Azrieli Graduate School of Jewish Education and Administration
- Type: Private
- Established: 1945
- Parent institution: Yeshiva University
- Dean: Rona M. Novick
- Location: Manhattan, New York, USA 40°51′02″N 73°55′46″W﻿ / ﻿40.850494°N 73.92943°W
- Campus: Urban (2 campuses);
- Website: www.yu.edu/azrieli/

= Azrieli Graduate School of Jewish Education and Administration =

Graduate school

The Azrieli Graduate School of Jewish Education and Administration is a graduate school part of Yeshiva University which specializes in Jewish education and was established in 1945 and named in 1983 for Montréal architect and philanthropist David J. Azrieli. Classes are held at Yeshiva University's Wilf Campus in Manhattan's Washington Heights neighborhood, and Israel Henry Beren Campus in Manhattan's Murray Hill neighborhood.

Azrieli's dean is Rona Milch Novick, Raine & Stanley Silverstein Chair in Professional Ethics and Values.

==Academics==
The School is an international center for training Jewish educators for administrative, supervisory, communal, and academic leadership.
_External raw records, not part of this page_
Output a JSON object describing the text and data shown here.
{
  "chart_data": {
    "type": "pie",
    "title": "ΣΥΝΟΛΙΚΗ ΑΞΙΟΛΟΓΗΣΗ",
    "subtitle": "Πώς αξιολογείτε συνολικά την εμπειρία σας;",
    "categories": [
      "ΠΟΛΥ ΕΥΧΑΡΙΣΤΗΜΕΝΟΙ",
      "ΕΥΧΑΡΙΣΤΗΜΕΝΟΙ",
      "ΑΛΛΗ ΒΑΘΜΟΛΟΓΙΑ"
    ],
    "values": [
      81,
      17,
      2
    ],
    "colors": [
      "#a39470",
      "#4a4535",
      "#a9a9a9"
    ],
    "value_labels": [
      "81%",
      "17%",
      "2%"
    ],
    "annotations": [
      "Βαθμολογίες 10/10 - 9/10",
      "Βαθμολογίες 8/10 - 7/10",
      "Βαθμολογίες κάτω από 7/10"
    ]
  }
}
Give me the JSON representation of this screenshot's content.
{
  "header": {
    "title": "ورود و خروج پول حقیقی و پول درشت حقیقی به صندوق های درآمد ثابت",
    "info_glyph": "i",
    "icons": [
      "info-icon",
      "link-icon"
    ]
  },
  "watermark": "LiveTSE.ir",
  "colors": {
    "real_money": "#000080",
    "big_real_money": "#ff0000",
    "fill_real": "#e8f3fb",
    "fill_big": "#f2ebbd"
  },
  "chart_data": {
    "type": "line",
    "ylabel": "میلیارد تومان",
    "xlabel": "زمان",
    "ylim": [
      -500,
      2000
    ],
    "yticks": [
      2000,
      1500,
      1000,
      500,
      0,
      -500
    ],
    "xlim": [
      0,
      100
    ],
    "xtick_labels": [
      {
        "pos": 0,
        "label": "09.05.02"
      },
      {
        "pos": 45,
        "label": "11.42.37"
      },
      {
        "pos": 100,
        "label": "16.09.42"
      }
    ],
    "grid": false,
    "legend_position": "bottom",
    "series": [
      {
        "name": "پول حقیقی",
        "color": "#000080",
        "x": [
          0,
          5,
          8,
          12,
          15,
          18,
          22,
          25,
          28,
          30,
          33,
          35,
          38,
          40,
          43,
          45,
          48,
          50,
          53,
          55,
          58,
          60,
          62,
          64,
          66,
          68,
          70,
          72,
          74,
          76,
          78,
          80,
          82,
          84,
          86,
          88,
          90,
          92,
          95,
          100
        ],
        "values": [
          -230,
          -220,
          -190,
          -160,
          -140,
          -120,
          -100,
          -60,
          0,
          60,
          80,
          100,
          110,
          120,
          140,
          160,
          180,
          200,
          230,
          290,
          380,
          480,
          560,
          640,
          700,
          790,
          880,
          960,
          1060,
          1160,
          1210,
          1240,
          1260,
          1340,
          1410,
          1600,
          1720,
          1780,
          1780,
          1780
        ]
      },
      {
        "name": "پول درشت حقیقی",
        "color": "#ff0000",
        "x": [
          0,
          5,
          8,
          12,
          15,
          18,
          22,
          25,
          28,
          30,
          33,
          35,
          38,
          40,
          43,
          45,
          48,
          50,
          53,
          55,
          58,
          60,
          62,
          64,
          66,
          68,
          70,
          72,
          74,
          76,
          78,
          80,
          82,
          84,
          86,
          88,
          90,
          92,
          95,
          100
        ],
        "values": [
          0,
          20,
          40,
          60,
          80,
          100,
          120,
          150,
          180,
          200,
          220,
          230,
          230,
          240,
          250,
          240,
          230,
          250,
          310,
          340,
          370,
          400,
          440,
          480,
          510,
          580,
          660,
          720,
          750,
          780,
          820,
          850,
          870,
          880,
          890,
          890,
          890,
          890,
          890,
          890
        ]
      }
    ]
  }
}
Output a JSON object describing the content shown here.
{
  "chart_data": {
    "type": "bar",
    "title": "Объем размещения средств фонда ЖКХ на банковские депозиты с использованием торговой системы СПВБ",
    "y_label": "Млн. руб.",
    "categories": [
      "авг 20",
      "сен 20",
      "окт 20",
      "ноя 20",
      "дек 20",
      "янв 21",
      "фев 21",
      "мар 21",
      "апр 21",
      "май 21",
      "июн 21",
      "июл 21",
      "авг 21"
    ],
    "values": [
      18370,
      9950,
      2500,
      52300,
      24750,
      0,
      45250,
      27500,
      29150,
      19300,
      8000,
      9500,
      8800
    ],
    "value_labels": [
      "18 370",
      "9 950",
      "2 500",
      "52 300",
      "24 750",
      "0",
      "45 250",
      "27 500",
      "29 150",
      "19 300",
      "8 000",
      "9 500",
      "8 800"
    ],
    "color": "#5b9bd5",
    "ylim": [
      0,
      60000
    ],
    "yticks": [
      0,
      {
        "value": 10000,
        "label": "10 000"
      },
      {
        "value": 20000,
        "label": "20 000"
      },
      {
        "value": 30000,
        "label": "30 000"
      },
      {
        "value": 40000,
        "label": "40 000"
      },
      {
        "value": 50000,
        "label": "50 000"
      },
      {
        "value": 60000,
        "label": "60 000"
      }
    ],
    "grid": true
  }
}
It offers Master of Science in Jewish Education and a Doctor of Education degrees.

The Director of the Master's Program is Laya Salomon.

There are many master's degree programs options that allow students to select the best course of study for their educational needs:
- Traditional Part-time Program
- Accelerated Master's Program (1-year start to completion, full-time study)
- Summer Program
- Joint BA/MS program from Yeshiva/Stern College
- Legacy Heritage Teacher Training Fellowship
- GiveBack Fellowship

The Fanya Gottesfeld Heller Division of Doctoral Studies offers three concentrations of doctoral study: educational leadership, psychology of student support, and curriculum and instruction that lead to an EdD. It also offers the Specialist's Certificate in Administration and Supervision of Jewish Education

Moshe Krakowski is the Director of the Doctoral Program

Azrieli also sponsors leadership and enrichment programs for teachers and administrators with the goal of improving the quality of Jewish schools. In addition, it publishes a series of monographs on research, teaching, and scholarship in Jewish education and PRISM: An Interdisciplinary Journal for Holocaust Educators.

==Institute for University-School Partnership==
The Institute for University-School Partnership, a division of the Azrieli Graduate School of Jewish Education and Administration, draws on the intellectual capital and research expertise of Yeshiva University and connects it strategically and proactively to teachers and leaders in the field of Jewish education.

The Institute offers extensive continuing education for teachers, administrators, lay leaders and other school-based professionals; recruits and places educators; conducts research and development projects in schools; publishes practical, research-based materials; and offers school affordability resources.